As one of the participants in the Aqaba summit, I can testify that Israel
fully expected the Palestinian Authority's newly reorganized and trained
security agencies to take harsh action against the rejectionists who sought
to wreck the peace process. Accordingly, it was disappointing to hear the
Palestinians declare that they would not under any circumstances use armed
force against those plotting attacks from within their territory. Cynically,
I believe, the Palestinian leadership insisted it could persuade Hamas with
words.

When four Israel soldiers and a police officer were killed by the terrorists
in the course of three days, we understood that Israel would have to counter
the escalating violence on its own.

Unfortunately, the other parties at the Red Sea Summit have yet to fully
appreciate that there are no compromises or accommodation with the
Palestinian terrorist organizations. Support and funding for such groups
come largely from foreign nations such as Iran, Syria and Saudi Arabia,
which are still actively opposed to the Jewish state's very existence and
are determined to undermine the peace negotiations. In these circumstances,
Israel cannot afford to let its efforts to confront the terrorists lapse for
even one day. Before its acceptance of the road map and again at the summit,
Israel stated that it reserves the right to counter the terrorism being
perpetrated from within the Palestinian Authority.

The Israeli government has a duty and obligation to safeguard its citizens
at all costs.
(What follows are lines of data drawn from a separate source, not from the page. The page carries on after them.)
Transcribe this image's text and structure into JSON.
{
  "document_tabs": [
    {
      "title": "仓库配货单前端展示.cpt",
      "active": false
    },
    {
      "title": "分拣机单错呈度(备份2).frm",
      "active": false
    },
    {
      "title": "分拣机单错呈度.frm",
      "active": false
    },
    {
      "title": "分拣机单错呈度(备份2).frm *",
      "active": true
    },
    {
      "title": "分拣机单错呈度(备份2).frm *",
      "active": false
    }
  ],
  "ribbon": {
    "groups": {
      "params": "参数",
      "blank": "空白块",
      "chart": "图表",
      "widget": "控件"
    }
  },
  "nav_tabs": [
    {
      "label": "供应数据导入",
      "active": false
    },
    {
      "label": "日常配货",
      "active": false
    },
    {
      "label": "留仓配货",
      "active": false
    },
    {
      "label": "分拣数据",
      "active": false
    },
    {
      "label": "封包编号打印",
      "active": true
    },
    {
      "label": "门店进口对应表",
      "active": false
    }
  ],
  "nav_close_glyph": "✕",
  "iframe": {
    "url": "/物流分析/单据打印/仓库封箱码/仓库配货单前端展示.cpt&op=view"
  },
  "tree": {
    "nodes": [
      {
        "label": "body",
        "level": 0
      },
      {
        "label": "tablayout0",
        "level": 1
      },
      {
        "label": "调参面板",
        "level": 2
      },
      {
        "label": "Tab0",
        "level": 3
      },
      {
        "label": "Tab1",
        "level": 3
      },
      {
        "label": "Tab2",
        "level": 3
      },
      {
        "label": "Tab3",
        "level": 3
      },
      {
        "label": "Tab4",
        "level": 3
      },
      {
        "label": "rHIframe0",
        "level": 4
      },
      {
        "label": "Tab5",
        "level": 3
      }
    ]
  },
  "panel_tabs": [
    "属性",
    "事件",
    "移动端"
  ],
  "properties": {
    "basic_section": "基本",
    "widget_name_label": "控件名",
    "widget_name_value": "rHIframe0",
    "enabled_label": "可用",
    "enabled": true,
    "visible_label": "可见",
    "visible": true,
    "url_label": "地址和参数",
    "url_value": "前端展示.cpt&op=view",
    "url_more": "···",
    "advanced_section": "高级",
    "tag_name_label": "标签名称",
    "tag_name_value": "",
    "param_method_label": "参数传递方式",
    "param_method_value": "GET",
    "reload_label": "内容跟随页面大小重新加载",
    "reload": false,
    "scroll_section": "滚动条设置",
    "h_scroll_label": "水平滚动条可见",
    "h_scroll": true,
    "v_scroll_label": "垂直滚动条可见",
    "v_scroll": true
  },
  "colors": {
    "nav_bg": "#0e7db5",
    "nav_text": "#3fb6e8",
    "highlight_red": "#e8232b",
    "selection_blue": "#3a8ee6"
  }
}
The targeting of dangerous terrorist leaders such as Rantisi,
who carry out attacks on civilians, is necessary and will continue until the
Palestinian Authority is motivated to boldly confront the "enemies of peace"
on its own.

From Israel's perspective, the dismantling of the terrorist infrastructure
and the termination of the suicide attacks are the only tangible benefits we
can possibly secure at the negotiating table. Our acceptance of the road map
is predicated on this crucial assurance. If the Palestinians are unable or
unwilling to deliver on this point then there can be no final agreement.
It's either Hamas or us.

As part of its acceptance of the road map, Israel agreed to initiate a
number of "goodwill gestures," including releasing Palestinian security
prisoners, allowing Palestinian workers into Israel and dismantling
unauthorized outposts. Over strenuous political objections from the Knesset,
the government upheld our commitments. Now is the time for the Palestinian
Authority to reciprocate with some goodwill gestures of its own. The
terrorist leaders must be arrested and imprisoned and their arms
confiscated. Terrorist organizations such as Hamas must be shut down.

Terrorist groups and their extremist state sponsors cannot be fought with
kid gloves and flowery words of persuasion. As the United States has
displayed in Afghanistan and in Iraq, only a vigilant and determined
campaign of confrontation can deter and obstruct them. If the Palestinian
Authority is sincere in seeking a just settlement to the conflict, then it
must finally accept what until now it found unacceptable -- the necessity of
extensive force against the terrorists and their infrastructure.

The writer is deputy prime minister of Israel.